Re-enactment of battle that ended 1798 rebellion
Re-enactment of battle that ended 1798 rebellion


An upcoming festival will see hundreds take part in a re-enactment of one of the most important clashes to have occurred during the 1798 United Irishmen rebellion.

The 225th anniversary commemoration of the Battle of Ballinamuck starts on Thursday in County Longford, kicking off four days of events centred around a bloody clash that would signal the end of the United Irishmen’s bid to be free of British rule.

The battle saw United Irishmen and French allies led by General Humbert face off against British troops on September 8, 1798, two months after one of the rebellion leaders, Henry Joy McCracken, was executed in Belfast.

It was the last major engagement of the 1798 rebellion. Twelve days earlier, with 1,100 French troops and 1,500 Irish, Humbert had beaten a much larger force under British General Lake at Castlebar.

With Lake in pursuit, joined by Lord Cornwallis’ 20,000 troops from Dublin, he tried to join up with surviving rebel forces. After an overnight chase, Lake caught up with him in County Longford.

Humbert had planned to join forces with 3,000 United Irishmen he believed to be near Granard. On the night of September 7th they stopped at Cloone for four hours’ rest. Lord Cornwallis marched to Ballinalee, to cut them off, sending orders to General Lake to attack from the rear. Lake’s advance guard arrived in Cloone, to discover that the French had left only an hour before.

Humbert’s men were spread out along the road. While Humbert waited for them in Ballinamuck, his rearguard of 200 men, under Gen. Sarrazin, surrendered after a brief skirmish at Kiltycrevagh (Croppies Gap).

Humbert moved up Shanmullagh Hill with 400 men, while General Blake with a battalion of pikemen and a company of French grenadiers under Capt.

Jobit took up position along the road. Jobit ordered his grenadiers to attack across the bog, but they sank into it and were forced to surrender.

General Lake now arrived in the valley with large forces and attacked the left flank of Shanmullagh Hill.

This was repeatedly repelled by a detachment of pikemen. Meanwhile, Lake sent a large detachment of cavalry and infantry around the hill, undercover to attack Humbert from the rear. Humbert was surprised by cannon fire followed by a cavalry charge and forced to surrender in minutes.

On the roadway, cannon fire was exchanged, and Lake’s cavalry were repulsed repeatedly by Blake’s pikemen and Magee’s cannon. Blake led his men along the foot of Shanmullagh Hill for a flank attack on the road, but when he got there, Humbert had surrendered.

The rebels fought with the courage of desperation, as they realised that they were to be shown no mercy. Many fled into the bog , where the cavalry could not follow, but they were surrounded by muskets and slaughtered.

The Irish battalions on the top of the hill watched, as the French were treated with all the civilities of a formal surrender but were themselves then set upon and slaughtered without mercy.

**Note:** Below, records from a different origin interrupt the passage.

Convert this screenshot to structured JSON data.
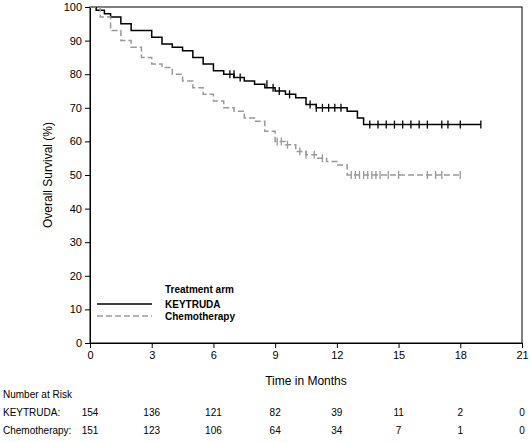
{
  "chart_data": {
    "type": "line",
    "x_label": "Time in Months",
    "y_label": "Overall Survival (%)",
    "xlim": [
      0,
      21
    ],
    "xticks": [
      0,
      3,
      6,
      9,
      12,
      15,
      18,
      21
    ],
    "ylim": [
      0,
      100
    ],
    "yticks": [
      0,
      10,
      20,
      30,
      40,
      50,
      60,
      70,
      80,
      90,
      100
    ],
    "grid": false,
    "legend": "lower left",
    "legend_title": "Treatment arm",
    "series": [
      {
        "name": "KEYTRUDA",
        "color": "#000000",
        "line_style": "solid",
        "x": [
          0,
          0.3,
          0.7,
          1,
          1.5,
          2,
          3,
          3.5,
          4,
          4.5,
          5,
          5.5,
          6,
          6.5,
          7,
          7.5,
          8,
          8.5,
          9,
          9.5,
          10,
          10.5,
          11,
          12.5,
          13,
          13.3,
          19
        ],
        "values": [
          100,
          99,
          98,
          97,
          95,
          93,
          91,
          89,
          88,
          87,
          85,
          83,
          81,
          80,
          79,
          78,
          77,
          76,
          75,
          74,
          73,
          71,
          70,
          69,
          67,
          65,
          65
        ],
        "censored": {
          "x": [
            6.8,
            7.0,
            7.3,
            8.6,
            8.9,
            9.2,
            9.7,
            10.7,
            11.0,
            11.3,
            11.6,
            11.9,
            12.2,
            13.6,
            14.0,
            14.4,
            14.8,
            15.2,
            15.6,
            16.0,
            16.4,
            17.1,
            17.4,
            18.0,
            19.0
          ],
          "values": [
            80,
            80,
            79,
            77,
            76,
            75,
            74,
            71,
            70,
            70,
            70,
            70,
            70,
            65,
            65,
            65,
            65,
            65,
            65,
            65,
            65,
            65,
            65,
            65,
            65
          ]
        }
      },
      {
        "name": "Chemotherapy",
        "color": "#999999",
        "line_style": "dashed",
        "x": [
          0,
          0.5,
          1,
          1.5,
          2,
          2.5,
          3,
          3.5,
          4,
          4.5,
          5,
          5.5,
          6,
          6.5,
          7,
          7.5,
          8,
          8.5,
          9,
          9.5,
          10,
          10.5,
          11,
          11.5,
          12,
          12.5,
          18
        ],
        "values": [
          100,
          97,
          93,
          90,
          88,
          85,
          83,
          82,
          80,
          78,
          76,
          74,
          72,
          70,
          69,
          67,
          66,
          63,
          60,
          59,
          57,
          56,
          55,
          54,
          53,
          50,
          50
        ],
        "censored": {
          "x": [
            9.1,
            9.3,
            9.6,
            10.2,
            10.5,
            10.9,
            11.3,
            12.7,
            12.9,
            13.1,
            13.3,
            13.5,
            13.7,
            13.9,
            14.1,
            14.5,
            15.0,
            16.4,
            16.8,
            17.1,
            18.0
          ],
          "values": [
            60,
            60,
            59,
            57,
            56,
            56,
            55,
            50,
            50,
            50,
            50,
            50,
            50,
            50,
            50,
            50,
            50,
            50,
            50,
            50,
            50
          ]
        }
      }
    ],
    "at_risk": {
      "title": "Number at Risk",
      "rows": [
        {
          "name": "KEYTRUDA:",
          "values": [
            154,
            136,
            121,
            82,
            39,
            11,
            2,
            0
          ]
        },
        {
          "name": "Chemotherapy:",
          "values": [
            151,
            123,
            106,
            64,
            34,
            7,
            1,
            0
          ]
        }
      ]
    }
  }
}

Five hundred are believed to have been buried in mass graves on the hill.

This Saturday will see the battle re-enacted in Ballinamuck by hundreds of participants in period costume, with visitors able to watch the event and also visit a ‘living history’ campsite based on where troops waited amid tents on the eve of the clash.

Other events to take place during the commemoration festival include a family fun day, guided history tours, poetry and storytelling workshops, and demonstrations of blacksmith forging.

A re-enactment of a famous Gaelic football match in 1898 between the Ballinamuck Kickers and Mullahoran Dreadnoughts will also take place, with the involvement of local GAA clubs.

Ahead of Saturday’s re-enactment, a recreation of the march to battle by troops will take place.

A commemoration spokesperson said: “The march, which is approximately 8km in length, takes place to signify and remember that fatal day when General Humbert marched his men from Cloone in 1798.

“They marched with such bravery to support the Irish in the Battle of Ballinamuck.”

This reenactment march will include horses, uniformed personnel, carts and all who wish to take part. All who wish to participate must register through the link on as buses will transfer people to the site on the day.

The march is also a chance to be dressed in period costume too and commemoration organisers are urging as many people as possible to log on to the website for information on the costume requirements so that the enactment looks as authentic as possible.